Scientific classification
- Kingdom: Plantae
- Clade: Tracheophytes
- Clade: Angiosperms
- Clade: Monocots
- Clade: Commelinids
- Order: Arecales
- Family: Arecaceae
- Genus: Linospadix
- Species: L. apetiolatus
- Binomial name: Linospadix apetiolatus J.L.Dowe

= Linospadix apetiolatus =

- Authority: J.L.Dowe
- Conservation status: LC

Species of flowering plant

Linospadix apetiolatus, commonly known as walking stick palm or Mount Lewis walking-stick palm, is a species of plant in the palm family Arecaceae. It is native to the Wet Tropics bioregion of Queensland, Australia.

==Description==
Linospadix apetiolatus is a small palm with a clustering habit that can reach up to 5 m in height. It may flower from 2 m, and it has a stem about 2.5 cm thick. The leaves are usually divided into two large segments (rarely more), and the petiole (leaf stalk) varies from none to 2 cm long. Flowers are produced on a pendant spike up to 60 cm long, carrying both male and female flowers. The fruits are red or yellow drupes, somewhat ellipsoid or cylindrical, measuring about 15 mm long and 9 mm wide.
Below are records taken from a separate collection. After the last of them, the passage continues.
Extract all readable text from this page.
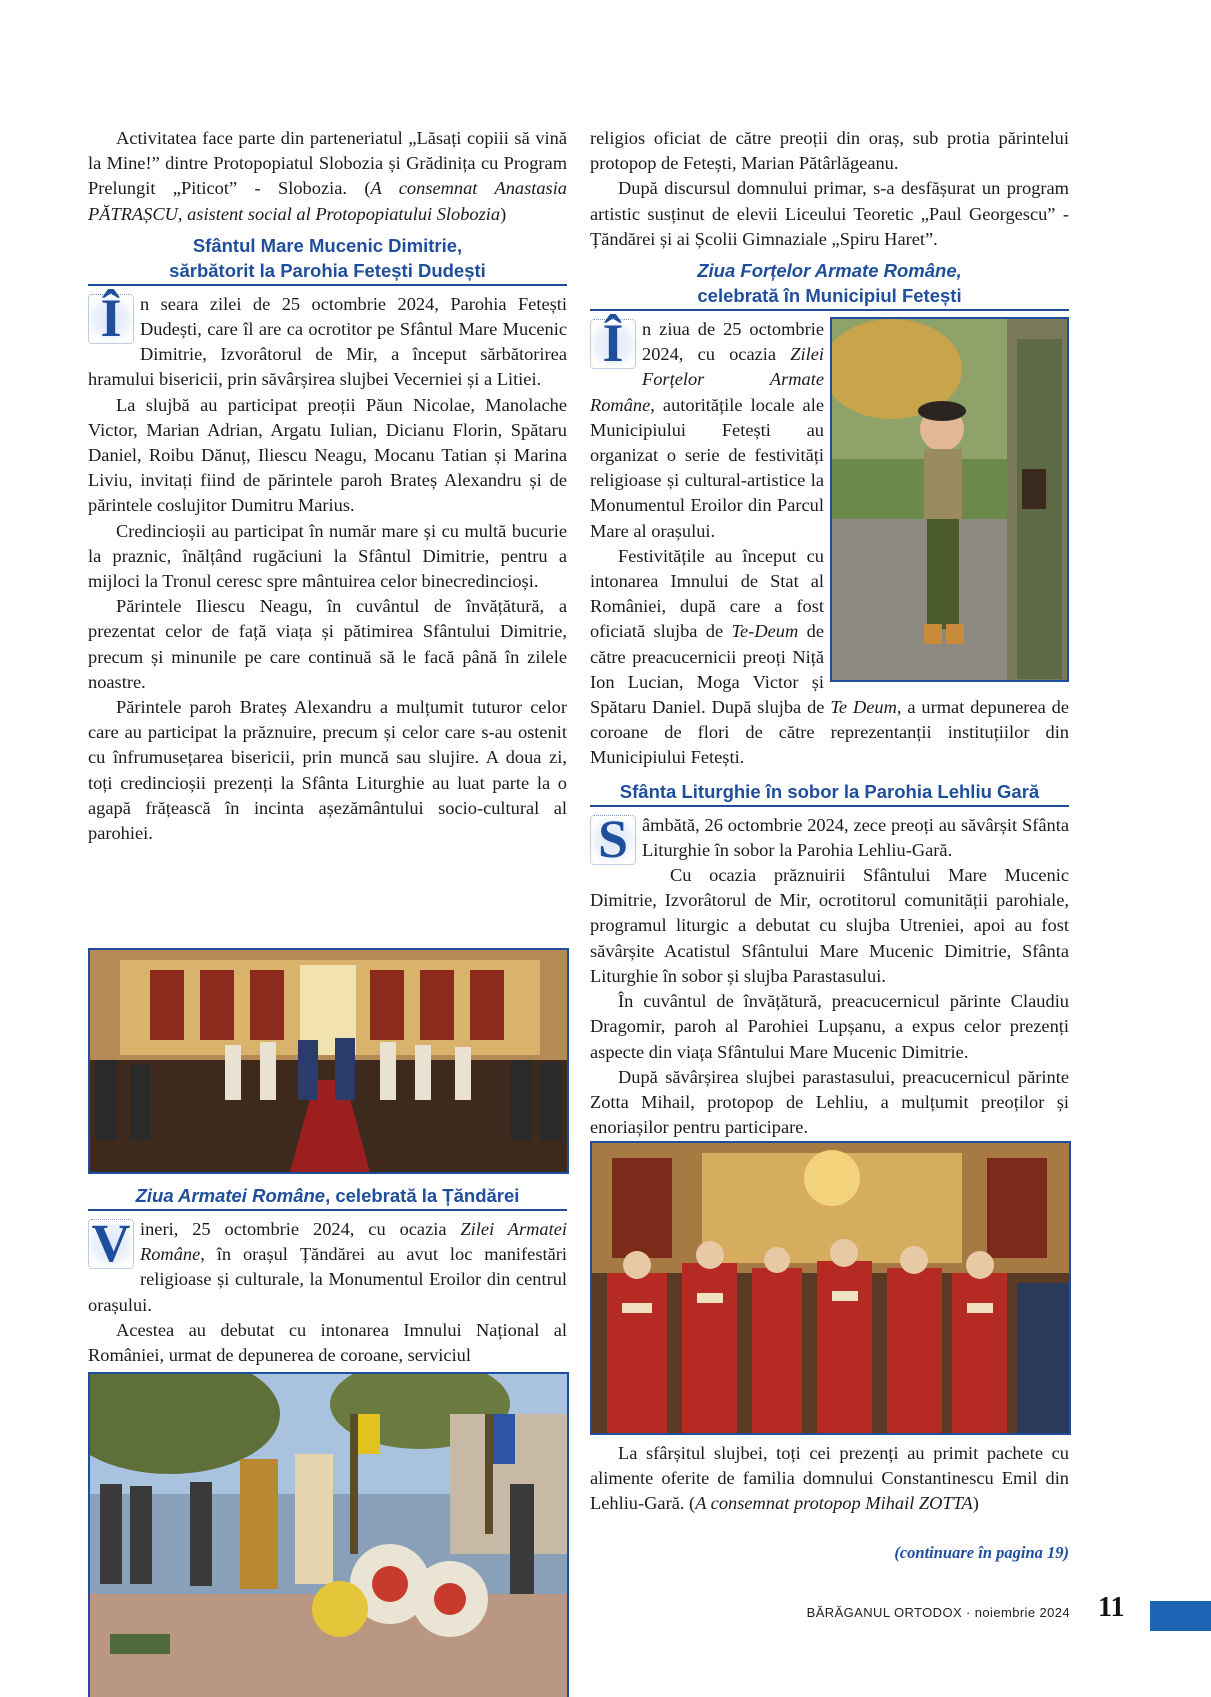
Activitatea face parte din parteneriatul „Lăsați copiii să vină la Mine!” dintre Protopopiatul Slobozia și Grădinița cu Program Prelungit „Piticot” - Slobozia. (A consemnat Anastasia PĂTRAȘCU, asistent social al Protopopiatului Slobozia)

Sfântul Mare Mucenic Dimitrie,
sărbătorit la Parohia Fetești Dudești

Î	n seara zilei de 25 octombrie 2024, Parohia Fetești Dudești, care îl are ca ocrotitor pe Sfântul Mare Mucenic Dimitrie, Izvorâtorul de Mir, a început sărbătorirea hramului bisericii, prin săvârșirea slujbei Vecerniei și a Litiei.

La slujbă au participat preoții Păun Nicolae, Manolache Victor, Marian Adrian, Argatu Iulian, Dicianu Florin, Spătaru Daniel, Roibu Dănuț, Iliescu Neagu, Mocanu Tatian și Marina Liviu, invitați fiind de părintele paroh Brateș Alexandru și de părintele coslujitor Dumitru Marius.

Credincioșii au participat în număr mare și cu multă bucurie la praznic, înălțând rugăciuni la Sfântul Dimitrie, pentru a mijloci la Tronul ceresc spre mântuirea celor binecredincioși.

Părintele Iliescu Neagu, în cuvântul de învățătură, a prezentat celor de față viața și pătimirea Sfântului Dimitrie, precum și minunile pe care continuă să le facă până în zilele noastre.

Părintele paroh Brateș Alexandru a mulțumit tuturor celor care au participat la prăznuire, precum și celor care s-au ostenit cu înfrumusețarea bisericii, prin muncă sau slujire. A doua zi, toți credincioșii prezenți la Sfânta Liturghie au luat parte la o agapă frățească în incinta așezământului socio-cultural al parohiei.

Ziua Armatei Române, celebrată la Țăndărei

V ineri, 25 octombrie 2024, cu ocazia Zilei Armatei Române, în orașul Țăndărei au avut loc manifestări religioase și culturale, la Monumentul Eroilor din centrul orașului.

Acestea au debutat cu intonarea Imnului Național al României, urmat de depunerea de coroane, serviciul

religios oficiat de către preoții din oraș, sub protia părintelui protopop de Fetești, Marian Pătârlăgeanu.

După discursul domnului primar, s-a desfășurat un program artistic susținut de elevii Liceului Teoretic „Paul Georgescu” - Țăndărei și ai Școlii Gimnaziale „Spiru Haret”.

Ziua Forțelor Armate Române,
celebrată în Municipiul Fetești

Î	n ziua de 25 octombrie 2024, cu ocazia Zilei Forțelor Armate Române, autoritățile locale ale Municipiului Fetești au organizat o serie de festivități religioase și cultural-artistice la Monumentul Eroilor din Parcul Mare al orașului.

Festivitățile au început cu intonarea Imnului de Stat al României, după care a fost oficiată slujba de Te-Deum de către preacucernicii preoți Niță Ion Lucian, Moga Victor și Spătaru Daniel. După slujba de Te Deum, a urmat depunerea de coroane de flori de către reprezentanții instituțiilor din Municipiului Fetești.

Sfânta Liturghie în sobor la Parohia Lehliu Gară

S âmbătă, 26 octombrie 2024, zece preoți au săvârșit Sfânta Liturghie în sobor la Parohia Lehliu-Gară.

Cu ocazia prăznuirii Sfântului Mare Mucenic Dimitrie, Izvorâtorul de Mir, ocrotitorul comunității parohiale, programul liturgic a debutat cu slujba Utreniei, apoi au fost săvârșite Acatistul Sfântului Mare Mucenic Dimitrie, Sfânta Liturghie în sobor și slujba Parastasului.

În cuvântul de învățătură, preacucernicul părinte Claudiu Dragomir, paroh al Parohiei Lupșanu, a expus celor prezenți aspecte din viața Sfântului Mare Mucenic Dimitrie.

După săvârșirea slujbei parastasului, preacucernicul părinte Zotta Mihail, protopop de Lehliu, a mulțumit preoților și enoriașilor pentru participare.

La sfârșitul slujbei, toți cei prezenți au primit pachete cu alimente oferite de familia domnului Constantinescu Emil din Lehliu-Gară. (A consemnat protopop Mihail ZOTTA)

(continuare în pagina 19)
BĂRĂGANUL ORTODOX · noiembrie 2024 11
==Distribution and habitat==
The species is endemic to northeast Queensland and grows in rainforest on Mount Lewis and Mount Spurgeon (the highlands west of Port Douglas), at altitudes from 400 to 1300 m.

==Taxonomy==
The species was first described in 1997 by Australian botanists John Leslie Dowe & Anthony Kyle Irvine. Their paper, titled "A revision of Linospadix in Australia, with the description of a new species" was published in the journal Principes (now published as Palms).

==Conservation==
This species is listed as least concern under the Queensland Government's Nature Conservation Act. As of 24 October 2025, it has not been assessed by the International Union for Conservation of Nature (IUCN).